Mit dem Auftakt der Boston Bells Reihe begeben wir uns, für L.J. Shens Verhältnisse in etwas ruhigere Gewässer. Die sonst so derbe Ausdrucksweise und die Heftigkeit der einzelnen Charaktere sind hier wesentlich entspannter, und doch merkt man zu 100% von welcher Autorin das Buch ist. Die ersten Seiten sind typisch für sie, es wird jedoch um einiges zurückhaltender mit voranschreiten der Geschichte.
Wem die ASH- oder SoS-Reihe zu heftig war, dem könnten mit Sailor und Hunter eine gute Alternative bieten.

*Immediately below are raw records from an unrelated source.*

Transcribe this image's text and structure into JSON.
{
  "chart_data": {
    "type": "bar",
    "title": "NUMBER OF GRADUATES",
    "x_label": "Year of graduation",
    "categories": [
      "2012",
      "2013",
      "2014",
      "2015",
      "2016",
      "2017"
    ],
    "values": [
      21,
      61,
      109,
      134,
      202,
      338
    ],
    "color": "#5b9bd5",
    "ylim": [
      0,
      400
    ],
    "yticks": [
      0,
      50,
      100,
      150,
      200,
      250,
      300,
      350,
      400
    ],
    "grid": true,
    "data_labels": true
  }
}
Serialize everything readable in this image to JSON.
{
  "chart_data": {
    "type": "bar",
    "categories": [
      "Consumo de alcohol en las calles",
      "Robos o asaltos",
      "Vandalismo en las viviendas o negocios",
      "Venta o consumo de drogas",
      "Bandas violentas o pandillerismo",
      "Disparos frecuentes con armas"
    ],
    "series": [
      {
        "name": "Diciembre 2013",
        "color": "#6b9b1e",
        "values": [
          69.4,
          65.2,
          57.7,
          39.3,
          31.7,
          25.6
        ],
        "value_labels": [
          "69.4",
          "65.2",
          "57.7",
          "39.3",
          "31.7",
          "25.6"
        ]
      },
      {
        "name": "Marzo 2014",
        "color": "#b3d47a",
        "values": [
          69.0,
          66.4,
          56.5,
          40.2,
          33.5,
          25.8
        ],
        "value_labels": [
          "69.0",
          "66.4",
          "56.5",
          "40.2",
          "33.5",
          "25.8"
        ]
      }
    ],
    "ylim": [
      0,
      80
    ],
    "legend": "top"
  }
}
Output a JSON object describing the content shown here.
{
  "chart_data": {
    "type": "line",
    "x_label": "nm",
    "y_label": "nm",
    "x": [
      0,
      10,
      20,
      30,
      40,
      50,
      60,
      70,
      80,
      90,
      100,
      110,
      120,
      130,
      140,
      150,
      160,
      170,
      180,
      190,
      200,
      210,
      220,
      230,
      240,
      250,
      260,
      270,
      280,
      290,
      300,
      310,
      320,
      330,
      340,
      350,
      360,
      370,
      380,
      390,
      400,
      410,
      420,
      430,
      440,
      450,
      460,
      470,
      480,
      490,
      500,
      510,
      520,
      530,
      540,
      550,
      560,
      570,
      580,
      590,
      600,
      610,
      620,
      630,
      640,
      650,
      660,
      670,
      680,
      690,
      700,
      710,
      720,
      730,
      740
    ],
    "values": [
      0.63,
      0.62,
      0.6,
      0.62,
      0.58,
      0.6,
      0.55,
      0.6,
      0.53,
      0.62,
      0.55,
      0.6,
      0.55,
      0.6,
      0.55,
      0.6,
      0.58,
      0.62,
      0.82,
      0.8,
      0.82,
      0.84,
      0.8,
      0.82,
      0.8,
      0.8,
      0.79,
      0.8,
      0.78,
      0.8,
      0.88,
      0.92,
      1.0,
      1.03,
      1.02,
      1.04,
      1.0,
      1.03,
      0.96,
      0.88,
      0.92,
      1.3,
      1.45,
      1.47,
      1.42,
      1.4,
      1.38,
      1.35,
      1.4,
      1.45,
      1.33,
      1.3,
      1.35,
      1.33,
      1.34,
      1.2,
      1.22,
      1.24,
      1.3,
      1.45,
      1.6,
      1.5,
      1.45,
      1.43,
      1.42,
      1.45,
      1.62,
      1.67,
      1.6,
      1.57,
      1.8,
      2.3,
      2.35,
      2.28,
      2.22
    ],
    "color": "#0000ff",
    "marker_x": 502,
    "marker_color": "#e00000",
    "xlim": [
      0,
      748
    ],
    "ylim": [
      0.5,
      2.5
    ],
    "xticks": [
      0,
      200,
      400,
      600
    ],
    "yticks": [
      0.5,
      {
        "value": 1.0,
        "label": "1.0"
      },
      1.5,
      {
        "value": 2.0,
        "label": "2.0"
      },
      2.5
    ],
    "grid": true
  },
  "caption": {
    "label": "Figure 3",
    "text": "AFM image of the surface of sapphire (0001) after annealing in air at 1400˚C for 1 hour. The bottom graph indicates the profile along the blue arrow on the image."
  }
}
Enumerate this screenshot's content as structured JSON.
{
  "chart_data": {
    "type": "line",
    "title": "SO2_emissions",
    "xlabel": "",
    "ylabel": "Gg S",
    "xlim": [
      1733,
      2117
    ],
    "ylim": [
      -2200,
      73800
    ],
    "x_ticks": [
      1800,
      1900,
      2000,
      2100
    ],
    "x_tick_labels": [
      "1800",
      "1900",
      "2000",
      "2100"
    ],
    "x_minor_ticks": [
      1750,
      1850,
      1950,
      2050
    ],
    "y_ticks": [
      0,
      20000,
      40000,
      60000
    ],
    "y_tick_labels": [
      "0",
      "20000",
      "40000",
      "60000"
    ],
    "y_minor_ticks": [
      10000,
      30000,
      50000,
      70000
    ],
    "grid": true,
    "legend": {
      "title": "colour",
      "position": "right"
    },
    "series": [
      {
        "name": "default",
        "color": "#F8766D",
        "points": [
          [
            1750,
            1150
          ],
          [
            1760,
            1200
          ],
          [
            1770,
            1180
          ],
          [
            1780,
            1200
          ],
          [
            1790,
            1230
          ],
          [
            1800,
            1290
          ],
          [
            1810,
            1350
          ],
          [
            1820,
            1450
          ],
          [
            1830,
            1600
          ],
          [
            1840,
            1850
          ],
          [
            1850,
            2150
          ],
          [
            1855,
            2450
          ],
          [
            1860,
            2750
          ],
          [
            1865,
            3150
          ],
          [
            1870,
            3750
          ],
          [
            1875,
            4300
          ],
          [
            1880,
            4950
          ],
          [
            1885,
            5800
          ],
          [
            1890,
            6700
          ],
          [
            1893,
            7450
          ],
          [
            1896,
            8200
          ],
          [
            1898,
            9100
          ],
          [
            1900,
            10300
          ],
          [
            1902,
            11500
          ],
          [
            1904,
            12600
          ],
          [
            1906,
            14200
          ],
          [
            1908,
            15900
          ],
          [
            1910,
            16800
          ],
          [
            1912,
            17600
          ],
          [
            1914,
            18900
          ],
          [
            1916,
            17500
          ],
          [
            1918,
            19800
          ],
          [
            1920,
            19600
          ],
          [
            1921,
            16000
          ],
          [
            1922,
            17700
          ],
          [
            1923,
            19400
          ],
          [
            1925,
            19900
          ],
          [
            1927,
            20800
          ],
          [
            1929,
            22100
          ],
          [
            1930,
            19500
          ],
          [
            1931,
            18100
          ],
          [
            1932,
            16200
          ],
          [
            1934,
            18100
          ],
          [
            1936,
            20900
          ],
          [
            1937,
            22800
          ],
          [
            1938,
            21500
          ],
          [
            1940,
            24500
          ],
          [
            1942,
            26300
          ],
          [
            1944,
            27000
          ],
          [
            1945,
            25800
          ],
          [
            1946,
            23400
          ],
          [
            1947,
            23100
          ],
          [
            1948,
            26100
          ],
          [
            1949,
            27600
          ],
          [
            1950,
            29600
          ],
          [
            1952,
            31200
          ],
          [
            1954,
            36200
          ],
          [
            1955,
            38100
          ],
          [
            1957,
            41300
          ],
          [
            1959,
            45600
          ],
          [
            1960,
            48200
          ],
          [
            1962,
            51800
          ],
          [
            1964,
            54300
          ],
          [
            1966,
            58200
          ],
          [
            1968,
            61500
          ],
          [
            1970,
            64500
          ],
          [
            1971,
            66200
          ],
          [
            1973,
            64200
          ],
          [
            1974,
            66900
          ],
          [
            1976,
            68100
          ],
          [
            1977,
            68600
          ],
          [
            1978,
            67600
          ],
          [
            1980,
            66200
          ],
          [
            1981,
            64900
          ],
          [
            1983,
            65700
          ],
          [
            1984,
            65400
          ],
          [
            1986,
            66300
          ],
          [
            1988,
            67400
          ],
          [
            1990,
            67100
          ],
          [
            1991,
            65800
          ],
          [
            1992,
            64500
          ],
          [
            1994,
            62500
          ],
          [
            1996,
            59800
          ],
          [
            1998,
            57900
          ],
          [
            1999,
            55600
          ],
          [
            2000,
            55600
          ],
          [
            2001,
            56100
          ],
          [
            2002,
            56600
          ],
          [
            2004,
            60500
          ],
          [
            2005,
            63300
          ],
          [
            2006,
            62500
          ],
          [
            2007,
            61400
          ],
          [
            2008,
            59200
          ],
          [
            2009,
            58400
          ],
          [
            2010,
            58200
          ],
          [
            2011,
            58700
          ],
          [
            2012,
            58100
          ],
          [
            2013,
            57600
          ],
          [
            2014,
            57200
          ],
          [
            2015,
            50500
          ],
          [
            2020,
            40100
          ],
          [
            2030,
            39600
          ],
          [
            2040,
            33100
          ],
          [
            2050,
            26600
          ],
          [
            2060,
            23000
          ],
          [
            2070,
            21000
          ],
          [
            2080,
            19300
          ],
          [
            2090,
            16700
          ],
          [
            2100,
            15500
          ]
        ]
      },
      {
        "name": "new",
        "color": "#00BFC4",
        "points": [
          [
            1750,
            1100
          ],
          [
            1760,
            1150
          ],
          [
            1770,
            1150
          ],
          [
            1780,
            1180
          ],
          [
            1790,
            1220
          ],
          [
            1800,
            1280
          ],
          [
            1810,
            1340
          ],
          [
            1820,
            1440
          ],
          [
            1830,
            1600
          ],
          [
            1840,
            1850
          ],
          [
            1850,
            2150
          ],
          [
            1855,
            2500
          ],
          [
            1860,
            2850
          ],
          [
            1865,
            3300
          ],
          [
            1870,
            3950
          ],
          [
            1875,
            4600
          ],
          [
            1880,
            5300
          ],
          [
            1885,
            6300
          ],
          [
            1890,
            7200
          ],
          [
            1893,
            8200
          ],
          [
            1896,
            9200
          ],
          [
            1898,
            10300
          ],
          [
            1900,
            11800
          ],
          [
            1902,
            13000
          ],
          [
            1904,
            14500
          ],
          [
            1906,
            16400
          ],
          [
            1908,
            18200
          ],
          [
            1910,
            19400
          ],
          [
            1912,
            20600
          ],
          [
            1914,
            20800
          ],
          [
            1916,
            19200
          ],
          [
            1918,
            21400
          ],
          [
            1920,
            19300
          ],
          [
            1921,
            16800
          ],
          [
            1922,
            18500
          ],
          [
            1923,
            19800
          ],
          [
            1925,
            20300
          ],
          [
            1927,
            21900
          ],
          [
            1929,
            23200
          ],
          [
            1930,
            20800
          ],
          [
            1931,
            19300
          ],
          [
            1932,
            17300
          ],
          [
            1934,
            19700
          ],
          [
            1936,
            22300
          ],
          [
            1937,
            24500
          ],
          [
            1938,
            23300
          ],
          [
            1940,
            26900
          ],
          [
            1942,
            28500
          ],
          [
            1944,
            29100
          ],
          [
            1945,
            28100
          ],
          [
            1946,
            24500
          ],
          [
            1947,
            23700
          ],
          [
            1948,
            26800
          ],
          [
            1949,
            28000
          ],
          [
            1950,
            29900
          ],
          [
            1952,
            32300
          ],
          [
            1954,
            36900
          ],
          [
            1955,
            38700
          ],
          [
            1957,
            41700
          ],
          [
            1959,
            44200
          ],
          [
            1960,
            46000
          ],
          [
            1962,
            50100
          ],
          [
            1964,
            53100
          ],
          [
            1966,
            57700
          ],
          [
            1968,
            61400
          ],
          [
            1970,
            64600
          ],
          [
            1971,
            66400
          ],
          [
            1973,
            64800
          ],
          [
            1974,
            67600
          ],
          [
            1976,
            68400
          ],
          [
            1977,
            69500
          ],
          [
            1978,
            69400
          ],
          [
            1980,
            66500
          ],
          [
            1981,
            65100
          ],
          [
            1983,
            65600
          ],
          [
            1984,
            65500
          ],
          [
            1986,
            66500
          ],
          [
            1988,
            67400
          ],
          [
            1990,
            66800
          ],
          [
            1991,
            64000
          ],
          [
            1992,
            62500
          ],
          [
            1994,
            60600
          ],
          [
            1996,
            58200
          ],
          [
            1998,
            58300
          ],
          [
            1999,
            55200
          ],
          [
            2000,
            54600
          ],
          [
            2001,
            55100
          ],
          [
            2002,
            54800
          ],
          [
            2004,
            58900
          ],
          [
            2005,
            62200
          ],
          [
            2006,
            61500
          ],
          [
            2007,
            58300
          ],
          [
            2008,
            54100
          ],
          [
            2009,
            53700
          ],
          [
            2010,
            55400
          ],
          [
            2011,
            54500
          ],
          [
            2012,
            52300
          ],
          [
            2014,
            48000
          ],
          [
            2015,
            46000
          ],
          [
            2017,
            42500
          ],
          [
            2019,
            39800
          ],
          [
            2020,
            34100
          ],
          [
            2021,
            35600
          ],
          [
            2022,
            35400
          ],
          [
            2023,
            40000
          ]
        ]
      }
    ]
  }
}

Jedoch glaube ich, dass die nächsten beiden Bände der Boston Bells wesentlich verdorbener und dreckiger werden. Der Schreibstil ist ansonsten locker und flüssig zu lesen, man fliegt förmlich durch die Kapitel. L.J. Shen baut immer einen kleinen Spannungsbogen auf, welcher sich gut durch die Geschehnisse zieht, ohne dass man ahnen könnte, was dahintersteckt. Bei ihr muss man auf alles gefasst sein, du weißt nie welche Bombe auf der nächsten Seite platzen könnte. Selbst wenn man sich das schlimmste vorstellt, kann es einen völlig unerwartet treffen. Eine Kunst, die sie absolut perfekt beherrscht. Schonungslos und mutig sind zwei sehr treffende Worte für ihre Geschichten.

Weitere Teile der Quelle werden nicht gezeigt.